Little justice in the handling of crime data

May 18, 2001|By Vincent Schiraldi

ROBERT WILKINS, a Harvard-educated lawyer who happens to be African-American, is pulled over on a Maryland highway on the way back from his grandfather's funeral.

Instead of merely receiving a ticket, he and his aging aunt and uncle are made to wait on the side of the highway until a drug-sniffing dog can inspect their car. Subsequent data would show that blacks and whites speed along Interstate 95 at the same rates and, when searched, are found in possession of drugs at the same rate. Yet blacks are stopped and searched at several times the rate as are whites.

Nine out of 13 people awaiting execution on Maryland's death row are African-American. Of their 17 victims, 14 are white, even though national data show that whites are six times as likely to be killed by other whites as by minorities.

Unfortunately, local examples of blacks as targets for law enforcement and incarceration abound.

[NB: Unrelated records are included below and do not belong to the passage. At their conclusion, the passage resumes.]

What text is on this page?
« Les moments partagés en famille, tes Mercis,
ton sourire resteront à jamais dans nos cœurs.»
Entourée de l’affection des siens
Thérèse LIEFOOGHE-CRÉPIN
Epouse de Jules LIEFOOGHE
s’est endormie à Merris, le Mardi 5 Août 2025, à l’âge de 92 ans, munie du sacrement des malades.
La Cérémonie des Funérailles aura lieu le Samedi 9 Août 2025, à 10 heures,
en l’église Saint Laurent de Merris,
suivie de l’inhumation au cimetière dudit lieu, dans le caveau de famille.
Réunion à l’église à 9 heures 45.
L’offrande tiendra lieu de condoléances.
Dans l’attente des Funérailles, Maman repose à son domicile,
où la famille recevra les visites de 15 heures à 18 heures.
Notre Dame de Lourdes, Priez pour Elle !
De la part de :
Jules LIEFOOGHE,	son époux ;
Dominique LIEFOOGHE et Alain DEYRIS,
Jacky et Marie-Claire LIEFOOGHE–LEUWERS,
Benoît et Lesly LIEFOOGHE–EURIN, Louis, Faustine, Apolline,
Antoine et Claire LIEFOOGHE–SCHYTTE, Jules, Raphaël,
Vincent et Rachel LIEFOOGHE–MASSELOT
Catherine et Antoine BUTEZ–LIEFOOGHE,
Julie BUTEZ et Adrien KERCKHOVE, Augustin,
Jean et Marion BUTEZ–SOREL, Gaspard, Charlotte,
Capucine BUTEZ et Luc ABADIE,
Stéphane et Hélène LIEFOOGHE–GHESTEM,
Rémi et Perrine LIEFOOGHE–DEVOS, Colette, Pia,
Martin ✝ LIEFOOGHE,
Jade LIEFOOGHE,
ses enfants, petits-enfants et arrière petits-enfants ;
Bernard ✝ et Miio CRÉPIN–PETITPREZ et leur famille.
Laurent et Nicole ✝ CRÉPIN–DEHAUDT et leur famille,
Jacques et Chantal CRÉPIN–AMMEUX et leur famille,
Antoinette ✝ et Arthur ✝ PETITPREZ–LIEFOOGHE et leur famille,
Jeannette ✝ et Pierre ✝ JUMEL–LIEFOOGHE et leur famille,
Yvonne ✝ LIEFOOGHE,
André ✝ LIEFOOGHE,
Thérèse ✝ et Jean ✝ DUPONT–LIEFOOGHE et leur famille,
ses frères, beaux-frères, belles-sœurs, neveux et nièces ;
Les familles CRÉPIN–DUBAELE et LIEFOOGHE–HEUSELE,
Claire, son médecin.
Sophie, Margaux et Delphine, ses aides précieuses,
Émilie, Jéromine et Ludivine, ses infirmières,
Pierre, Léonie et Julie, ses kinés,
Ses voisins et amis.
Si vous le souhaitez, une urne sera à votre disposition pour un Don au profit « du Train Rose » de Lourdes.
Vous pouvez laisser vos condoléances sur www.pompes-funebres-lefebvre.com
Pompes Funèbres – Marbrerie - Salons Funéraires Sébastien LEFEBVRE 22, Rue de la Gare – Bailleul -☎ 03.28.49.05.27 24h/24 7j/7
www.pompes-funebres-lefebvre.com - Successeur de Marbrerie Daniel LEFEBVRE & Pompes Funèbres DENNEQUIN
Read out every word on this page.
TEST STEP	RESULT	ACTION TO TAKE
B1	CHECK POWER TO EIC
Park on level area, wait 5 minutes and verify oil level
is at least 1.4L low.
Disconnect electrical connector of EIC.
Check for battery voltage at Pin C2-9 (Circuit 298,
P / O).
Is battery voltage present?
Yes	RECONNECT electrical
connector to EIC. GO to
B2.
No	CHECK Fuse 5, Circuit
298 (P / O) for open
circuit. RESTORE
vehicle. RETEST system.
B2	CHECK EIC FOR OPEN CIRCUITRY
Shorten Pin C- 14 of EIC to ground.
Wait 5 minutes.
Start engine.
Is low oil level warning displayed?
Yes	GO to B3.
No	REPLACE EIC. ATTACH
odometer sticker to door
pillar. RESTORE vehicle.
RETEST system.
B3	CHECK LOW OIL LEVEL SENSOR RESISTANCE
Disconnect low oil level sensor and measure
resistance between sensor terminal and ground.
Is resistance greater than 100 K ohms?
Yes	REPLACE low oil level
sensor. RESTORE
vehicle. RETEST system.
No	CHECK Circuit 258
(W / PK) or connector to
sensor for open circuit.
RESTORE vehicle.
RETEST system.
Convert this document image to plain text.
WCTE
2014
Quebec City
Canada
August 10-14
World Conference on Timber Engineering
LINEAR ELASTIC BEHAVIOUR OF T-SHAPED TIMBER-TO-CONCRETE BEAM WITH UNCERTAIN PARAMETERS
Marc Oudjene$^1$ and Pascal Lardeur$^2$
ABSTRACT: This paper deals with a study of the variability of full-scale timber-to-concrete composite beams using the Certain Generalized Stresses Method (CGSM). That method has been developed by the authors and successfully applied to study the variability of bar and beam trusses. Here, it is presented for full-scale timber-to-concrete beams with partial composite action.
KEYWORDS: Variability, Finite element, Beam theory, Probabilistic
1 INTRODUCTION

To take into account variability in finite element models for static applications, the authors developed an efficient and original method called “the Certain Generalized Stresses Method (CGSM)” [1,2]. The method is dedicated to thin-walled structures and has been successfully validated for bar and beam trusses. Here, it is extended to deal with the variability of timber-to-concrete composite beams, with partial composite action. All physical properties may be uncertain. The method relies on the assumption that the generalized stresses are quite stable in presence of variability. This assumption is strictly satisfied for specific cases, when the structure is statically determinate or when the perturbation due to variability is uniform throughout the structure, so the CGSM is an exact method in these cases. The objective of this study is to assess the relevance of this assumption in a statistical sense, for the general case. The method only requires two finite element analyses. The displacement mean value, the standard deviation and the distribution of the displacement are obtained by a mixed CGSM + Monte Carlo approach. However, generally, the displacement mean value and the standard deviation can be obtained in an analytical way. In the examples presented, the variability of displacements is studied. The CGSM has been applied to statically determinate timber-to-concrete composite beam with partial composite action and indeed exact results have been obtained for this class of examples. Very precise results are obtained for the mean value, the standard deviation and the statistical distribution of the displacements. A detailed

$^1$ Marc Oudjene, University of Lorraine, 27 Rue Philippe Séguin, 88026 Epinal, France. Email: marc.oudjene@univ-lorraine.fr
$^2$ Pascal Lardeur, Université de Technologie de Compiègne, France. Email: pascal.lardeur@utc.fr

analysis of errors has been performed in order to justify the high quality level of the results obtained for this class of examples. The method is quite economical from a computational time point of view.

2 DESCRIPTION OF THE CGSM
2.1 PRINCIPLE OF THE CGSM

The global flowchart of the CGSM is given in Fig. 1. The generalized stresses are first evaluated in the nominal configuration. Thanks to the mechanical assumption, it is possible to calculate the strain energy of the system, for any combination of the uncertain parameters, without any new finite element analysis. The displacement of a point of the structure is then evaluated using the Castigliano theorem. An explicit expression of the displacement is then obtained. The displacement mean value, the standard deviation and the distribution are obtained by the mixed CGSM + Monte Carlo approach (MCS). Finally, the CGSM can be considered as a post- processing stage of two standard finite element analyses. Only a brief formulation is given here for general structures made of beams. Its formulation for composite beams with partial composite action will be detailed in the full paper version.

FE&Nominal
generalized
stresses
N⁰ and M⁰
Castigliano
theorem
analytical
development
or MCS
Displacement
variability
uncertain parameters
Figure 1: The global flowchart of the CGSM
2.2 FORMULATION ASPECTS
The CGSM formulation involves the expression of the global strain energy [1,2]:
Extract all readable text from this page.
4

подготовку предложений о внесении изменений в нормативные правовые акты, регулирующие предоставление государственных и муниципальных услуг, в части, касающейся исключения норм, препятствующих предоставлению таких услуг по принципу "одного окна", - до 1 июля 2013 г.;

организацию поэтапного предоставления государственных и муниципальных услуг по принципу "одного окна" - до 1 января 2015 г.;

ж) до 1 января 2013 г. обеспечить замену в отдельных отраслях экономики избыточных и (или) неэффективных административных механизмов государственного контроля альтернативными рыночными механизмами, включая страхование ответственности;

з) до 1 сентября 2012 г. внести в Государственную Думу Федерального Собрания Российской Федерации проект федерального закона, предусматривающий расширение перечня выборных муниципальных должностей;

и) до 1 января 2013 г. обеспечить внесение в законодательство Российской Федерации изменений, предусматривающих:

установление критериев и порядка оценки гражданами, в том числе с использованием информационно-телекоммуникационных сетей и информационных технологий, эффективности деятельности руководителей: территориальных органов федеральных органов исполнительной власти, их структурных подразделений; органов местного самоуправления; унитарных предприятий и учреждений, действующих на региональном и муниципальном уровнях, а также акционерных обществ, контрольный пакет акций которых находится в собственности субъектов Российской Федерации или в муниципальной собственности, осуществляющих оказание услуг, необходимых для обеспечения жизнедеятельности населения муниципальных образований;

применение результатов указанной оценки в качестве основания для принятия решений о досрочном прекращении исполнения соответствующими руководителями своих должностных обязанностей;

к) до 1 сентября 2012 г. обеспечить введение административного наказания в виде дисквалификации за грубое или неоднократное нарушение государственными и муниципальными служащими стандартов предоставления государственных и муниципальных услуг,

A 12-year-old African-American girl is arrested and handcuffed on the subway for eating french fries. A black presidential aide has his car pulled over by police with guns drawn. Police in Baltimore stop the head of Maryland's Legislative Black Caucus, questioning how he could be driving a car with legislative license plates.

While black males make up 17 percent of Maryland's youth, they make up 39 percent of referrals to the Department of Juvenile Justice and 74 percent of those the department locks up.

Studies show increasingly that youths of color are more likely than white youths to be imprisoned even when they commit the same crimes or that blacks who kill whites are more likely to get the death penalty than any other racial mix.

As these data and stories mount, my organization and the Berkeley Media Studies group were commissioned by the Building Blocks for Youth Initiative to examine the research on media depictions of crime by people of color.

The findings were disturbing. Overall, coverage of homicides on the major television networks increased by 473 percent from 1990 to 1998, while homicide arrests fell by 33 percent. Seventy-five percent of the studies showed that the news depicts crimes by minorities out of proportion to their actual occurrence. Even worse, six out of seven studies showed that when blacks are the victims of crime, there are either fewer or shorter stories filed than when whites are victims.

This has resulted in a public that is profoundly misinformed about crime. People think crime is up when it's down and twice as many whites believe they are more likely to be victimized by a person of color, although whites are three times as likely to be victimized by another white person as by a minority.

The media have an excellent opportunity to challenge stereotypes and educate Americans about crime. But so far, they've dropped the ball, or worse, they've exacerbated existing biases. If America is to tackle the thorny issues of race and violence, the news media will need to do their part to make the coverage fit the crime.

Vincent Schiraldi is president of the Justice Policy Institute in Baltimore and co-author of "Off Balance: Youth, Race, and Crime in the News," a study published in April.